“四天前,杨柳村两个姑娘——二妞和三妞——说是来小河村看她大姐,从那天起就没了音信。”
“我们沿着路查过来,有人证实她们确实进了小河村的地界。我想问问,那天在场的各位,有没有人亲眼看到她们进村?或者有没有人见过她们在村里走动?”
人群里安静了一瞬,然后稀稀拉拉地响起几句回话:
“没见着啊……”
“那天我在地里干活,没注意路口。
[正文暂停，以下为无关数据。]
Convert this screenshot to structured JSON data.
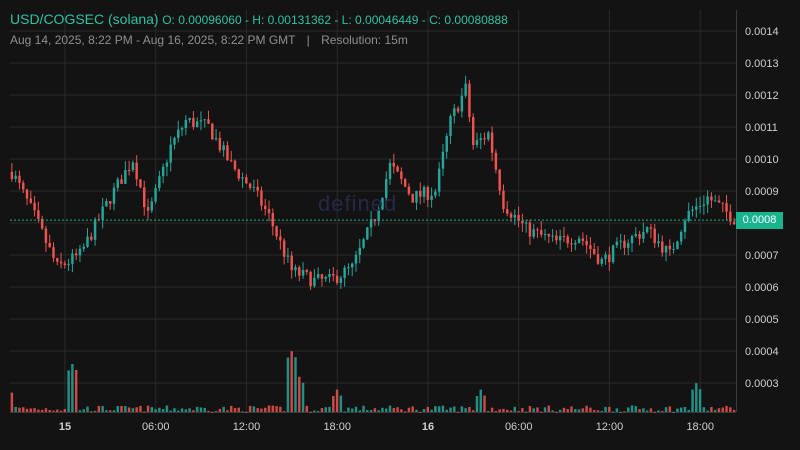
{
  "header": {
    "pair": "USD/COGSEC (solana)",
    "ohlc": "O: 0.00096060 - H: 0.00131362 - L: 0.00046449 - C: 0.00080888",
    "range": "Aug 14, 2025, 8:22 PM - Aug 16, 2025, 8:22 PM GMT",
    "separator": "|",
    "resolution": "Resolution: 15m"
  },
  "watermark": "defined",
  "current_price_label": "0.0008",
  "colors": {
    "background": "#131313",
    "grid": "#2a2a2a",
    "up": "#26a69a",
    "down": "#ef5350",
    "accent": "#17b48e",
    "axis_text": "#cfcfcf"
  },
  "chart_data": {
    "type": "candlestick",
    "resolution": "15m",
    "y_axis": {
      "ticks": [
        "0.0014",
        "0.0013",
        "0.0012",
        "0.0011",
        "0.0010",
        "0.0009",
        "0.0008",
        "0.0007",
        "0.0006",
        "0.0005",
        "0.0004",
        "0.0003"
      ],
      "range": [
        0.0003,
        0.0014
      ]
    },
    "x_axis": {
      "ticks": [
        "15",
        "06:00",
        "12:00",
        "18:00",
        "16",
        "06:00",
        "12:00",
        "18:00"
      ],
      "range": [
        "2025-08-14 20:22",
        "2025-08-16 20:22"
      ]
    },
    "current_price": 0.00080888,
    "trend": [
      [
        "2025-08-14 20:30",
        0.00096
      ],
      [
        "2025-08-14 22:00",
        0.00082
      ],
      [
        "2025-08-14 23:30",
        0.00066
      ],
      [
        "2025-08-15 01:00",
        0.0007
      ],
      [
        "2025-08-15 03:00",
        0.00088
      ],
      [
        "2025-08-15 04:30",
        0.001
      ],
      [
        "2025-08-15 05:30",
        0.00082
      ],
      [
        "2025-08-15 07:00",
        0.00104
      ],
      [
        "2025-08-15 08:00",
        0.00112
      ],
      [
        "2025-08-15 09:30",
        0.0011
      ],
      [
        "2025-08-15 11:00",
        0.00098
      ],
      [
        "2025-08-15 12:30",
        0.0009
      ],
      [
        "2025-08-15 13:30",
        0.00082
      ],
      [
        "2025-08-15 15:00",
        0.00065
      ],
      [
        "2025-08-15 16:30",
        0.00062
      ],
      [
        "2025-08-15 17:30",
        0.00062
      ],
      [
        "2025-08-15 19:00",
        0.00066
      ],
      [
        "2025-08-15 20:30",
        0.00082
      ],
      [
        "2025-08-15 21:30",
        0.00098
      ],
      [
        "2025-08-15 23:00",
        0.00088
      ],
      [
        "2025-08-16 00:30",
        0.0009
      ],
      [
        "2025-08-16 01:30",
        0.00112
      ],
      [
        "2025-08-16 02:30",
        0.00122
      ],
      [
        "2025-08-16 03:00",
        0.00104
      ],
      [
        "2025-08-16 04:00",
        0.00108
      ],
      [
        "2025-08-16 05:00",
        0.00086
      ],
      [
        "2025-08-16 06:30",
        0.00078
      ],
      [
        "2025-08-16 08:30",
        0.00074
      ],
      [
        "2025-08-16 10:00",
        0.00076
      ],
      [
        "2025-08-16 11:30",
        0.00068
      ],
      [
        "2025-08-16 13:00",
        0.00074
      ],
      [
        "2025-08-16 14:30",
        0.00078
      ],
      [
        "2025-08-16 16:00",
        0.0007
      ],
      [
        "2025-08-16 17:00",
        0.00082
      ],
      [
        "2025-08-16 18:30",
        0.00088
      ],
      [
        "2025-08-16 20:22",
        0.00081
      ]
    ],
    "volume_spikes": [
      [
        "2025-08-14 20:22",
        0.00028
      ],
      [
        "2025-08-15 00:30",
        0.00036
      ],
      [
        "2025-08-15 15:00",
        0.0004
      ],
      [
        "2025-08-15 15:30",
        0.00032
      ],
      [
        "2025-08-15 18:00",
        0.00028
      ],
      [
        "2025-08-16 03:30",
        0.00028
      ],
      [
        "2025-08-16 17:45",
        0.0003
      ]
    ]
  }
}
”
“要真是来走亲戚的,怎么没人看见呢?”
大妞听到这话,身子猛地一颤,像是被人当胸打了一拳。
她咬着下唇,指甲几乎要嵌进掌心里去。
是啊,怎么没人看见呢?
小河村就这么大点儿地方,村口就那么一条主路,两个大活人走进来,怎么可能一个人都没看见?
除非……她们根本没有走到村口。
李大栓感觉到妻子的身体在发抖,揽着她肩膀的手收紧了些,低声道:“别急,听周捕头怎么说。”
周捕头皱了皱眉,又问:“有没有人见过两个姑娘从村里出去?或者有没有注意到什么不寻常的动静?”
底下又是一阵摇头和沉默。
一个抱着孩子的妇人小声道:“我那天倒是听见几声叫唤,还以为是哪家孩子在闹着玩,就没在意。”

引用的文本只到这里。